Geo-distributed data sync solution for large volume of complex data

API integrationdata replicationenterprisegeo-distributedMVPPoCSaaS platform integration

Our Clients

Client Background

The solution has been developed for the largest South Korean business conglomerate and electronics manufacturer.  It has a global network of distributors and partners and operates worldwide.

Business Challenge

The product catalog contains almost 1 million SKUs, each accompanied by different marketing and supplementary materials. Everything exists in multiple versions for different languages. The challenge was to organize auto sync of product details between Head Quarter database and the global marketing platform’s database in such a way, that

  • no changes are implied to existing solutions
  • cost-effective
  • ready for peak high load

It is important to note that the systems to be integrated are geo-distributed and are located on almost opposite sides of the globe.

Challenge in numbers:

  • Total number of SKU’s to operate on top of – approx. 1 000 000 SKU’s
  • Total volume of materials – more than 40 TB
  • Physical distance between key API gateways – approx. 9 000 km

Value Delivered

Project status

  • successfully delivered Proof-of-Concept (PoC) phase to demo the potential approach for the solution
  • successfully delivered Minimum Viable Product (MVP) and put into operation

The overall project timeline:

  • PoC phase – 3 weeks
  • MVP phase – 3-6 months

Value delivered

  • High-Level Architecture (HLA) design and research of existing APIs
  • Requirements for API changes to be implemented so that bulk operations required for the peak load are supported
  • PoC solution to show the potential of API-based approach
  • MVP solution developed and put into operation

SUCCESS STORY IN DETAILS

Background

To e-mail information about a couple of product updates or new products to several partners – relatively simple operation. Things going to be much more complex when you have hundreds of thousands of products (new and existing) and tenths of languages in the materials to be distributed at.
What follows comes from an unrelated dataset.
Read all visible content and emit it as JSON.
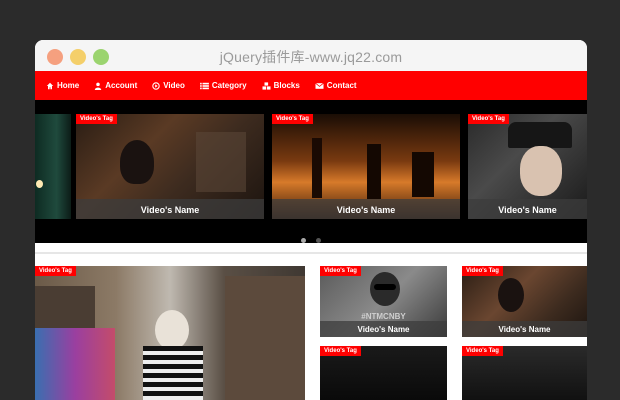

Another dimension of the complexity is the fact that you have flagship products that release is a global event with significant importance for the overall business and it is necessary to prepare tons of materials up-front and then distribute them across the globe in the shortest possible time during the product’s launch event…

That raises the challenge of finding a cost-effective way of handling peak loads.

Geographic distance between 2 major system hubs of thousands of kilometers adds delays which could cause significant problems during the peak load and simple retry logic won’t help. Especially, taking into account that peak load moments are the most demanding moments.

Security is essential for any enterprise-grade solution and must be implemented at a high level as well.

Solution

Taking into account the above-mentioned requirements the decision was made to implement a serverless solution based on AWS geo-distributed infrastructure.

Serverless was responsible for peak loads and the ability to control the costs for low and high load periods.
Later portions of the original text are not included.